WORKS FROM THE COLLECTION OF RICHARD E. LANG AND JANE LANG DAVIS
As the Lang’s collection grew to include major examples by American Abstract Expressionists including Rothko, de Kooning, Still and Kline they began to search for earlier, developmental works by these same artists in order to illuminate their artistic evolution. Within the New York School of Abstract Expressionism, Kline quickly established an individual idiom marked by dominant strokes executed with arresting energy and spontaneity. However, in discovering his true artistic style he experienced an on-and-off flirtation with abstraction during the forties before his eventual embrace of complete abstraction around 1950 as seen in these five examples. The Lang’s refined eye and depth of collecting presents a carefully curated mini-retrospective spanning from 1945 to 1959, which traces Kline’s exploration of formal figure to the purest essence of line and form.
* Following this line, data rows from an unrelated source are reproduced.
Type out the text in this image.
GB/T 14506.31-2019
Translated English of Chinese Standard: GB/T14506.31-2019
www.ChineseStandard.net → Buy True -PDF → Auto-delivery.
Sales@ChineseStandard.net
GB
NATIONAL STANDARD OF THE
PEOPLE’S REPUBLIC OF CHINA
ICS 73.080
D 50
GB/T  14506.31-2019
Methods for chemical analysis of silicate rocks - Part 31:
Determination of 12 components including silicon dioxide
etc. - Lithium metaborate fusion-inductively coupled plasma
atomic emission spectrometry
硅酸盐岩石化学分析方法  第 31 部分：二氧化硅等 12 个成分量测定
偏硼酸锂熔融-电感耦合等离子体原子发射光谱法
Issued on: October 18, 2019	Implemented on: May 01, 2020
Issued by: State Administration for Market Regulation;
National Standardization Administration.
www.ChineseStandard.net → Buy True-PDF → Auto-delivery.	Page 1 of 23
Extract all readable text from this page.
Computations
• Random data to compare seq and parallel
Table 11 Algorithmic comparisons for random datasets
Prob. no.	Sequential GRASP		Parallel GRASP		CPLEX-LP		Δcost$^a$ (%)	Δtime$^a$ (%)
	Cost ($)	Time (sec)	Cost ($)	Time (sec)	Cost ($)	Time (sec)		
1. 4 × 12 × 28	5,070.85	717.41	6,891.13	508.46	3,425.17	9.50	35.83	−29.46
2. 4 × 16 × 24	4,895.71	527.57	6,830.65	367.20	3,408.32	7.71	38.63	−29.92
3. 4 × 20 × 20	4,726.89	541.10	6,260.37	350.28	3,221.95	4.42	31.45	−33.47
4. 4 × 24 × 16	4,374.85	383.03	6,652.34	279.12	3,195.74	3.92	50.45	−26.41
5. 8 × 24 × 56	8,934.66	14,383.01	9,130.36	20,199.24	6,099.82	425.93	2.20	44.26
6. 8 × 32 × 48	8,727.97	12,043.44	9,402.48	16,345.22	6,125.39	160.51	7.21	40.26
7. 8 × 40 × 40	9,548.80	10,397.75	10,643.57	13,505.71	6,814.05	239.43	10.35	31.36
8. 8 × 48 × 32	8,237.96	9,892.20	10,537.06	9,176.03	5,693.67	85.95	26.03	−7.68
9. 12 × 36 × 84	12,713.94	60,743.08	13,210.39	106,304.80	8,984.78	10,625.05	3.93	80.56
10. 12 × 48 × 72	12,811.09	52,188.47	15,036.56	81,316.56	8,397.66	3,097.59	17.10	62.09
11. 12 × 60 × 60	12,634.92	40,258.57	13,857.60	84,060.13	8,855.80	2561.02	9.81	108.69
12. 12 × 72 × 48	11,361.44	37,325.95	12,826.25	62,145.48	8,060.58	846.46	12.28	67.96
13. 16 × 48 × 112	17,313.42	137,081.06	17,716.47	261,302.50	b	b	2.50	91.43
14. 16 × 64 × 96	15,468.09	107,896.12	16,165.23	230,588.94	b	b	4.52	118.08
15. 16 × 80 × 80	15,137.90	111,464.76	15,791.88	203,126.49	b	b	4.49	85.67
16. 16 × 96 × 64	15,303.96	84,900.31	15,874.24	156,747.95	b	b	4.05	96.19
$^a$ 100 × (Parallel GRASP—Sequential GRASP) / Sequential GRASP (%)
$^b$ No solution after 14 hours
It is rare feat for an artist to master multiple genres of painting and even rarer for a collection to include examples from each pivotal development. Beginning with Untitled from 1945, Kline captures an everyday scene from one of his walks through the New York City streets where a trio of pigeons gathers and are rooted in space and time through the segmented forms and dense black line which are seen throughout his oeuvre. Kline’s Untitled from 1949 captures a shift in the artist’s energetic speed of gesture as he tests the balance between line and the definitions of spatial relationships. Seemingly small in scale but ever important for Kline’s development, Untitled from 1950 incorporates telephone book paper and boldly painted gesture. Kline would later transpose this work, line for line, into a much larger oil painting held today in the collection of the Metropolitan Museum of Art in New York. Kline’s traditional black and white abstraction was oftentimes first explored in color on a smaller scale as realized in Untitled from 1951 and 1957. Untitled from 1951 encapsulates the same energy as the 1949 work while paving the way for the densely colored frenzy of Untitled from 1957. Kline’s vigorously executed strokes of color are anchored in the structure of the white grid creating a tension between color and form marking a tangible product of the boost of artistic confidence the artist experienced just one year after signing with famed gallerist Sidney Janis.
One of the most iconic Abstract Expressionists, Franz Kline has proven himself to be one of the most idiosyncratic artists of the 20th Century. No other artist has commanded the use of monochromatic boldness and power of color, tension of line and space quite like Kline, all while pursing the extremes of his artistic vision in just fifty-one short years. The Lang’s collection of works by Kline capture the essence of Kline’s artistic output in a way that only true visionary collectors are able to discern.
"I don't think about adding color. I merely want to feel free to paint in color, or in black and white. I painted originally in color and finally arrived at black and white by painting the color out. Then I started only with color, white and no black—then color and black and white. I'm not necessarily after the same thing with these different combinations, for, though some people say that black and white is color, for me color is different."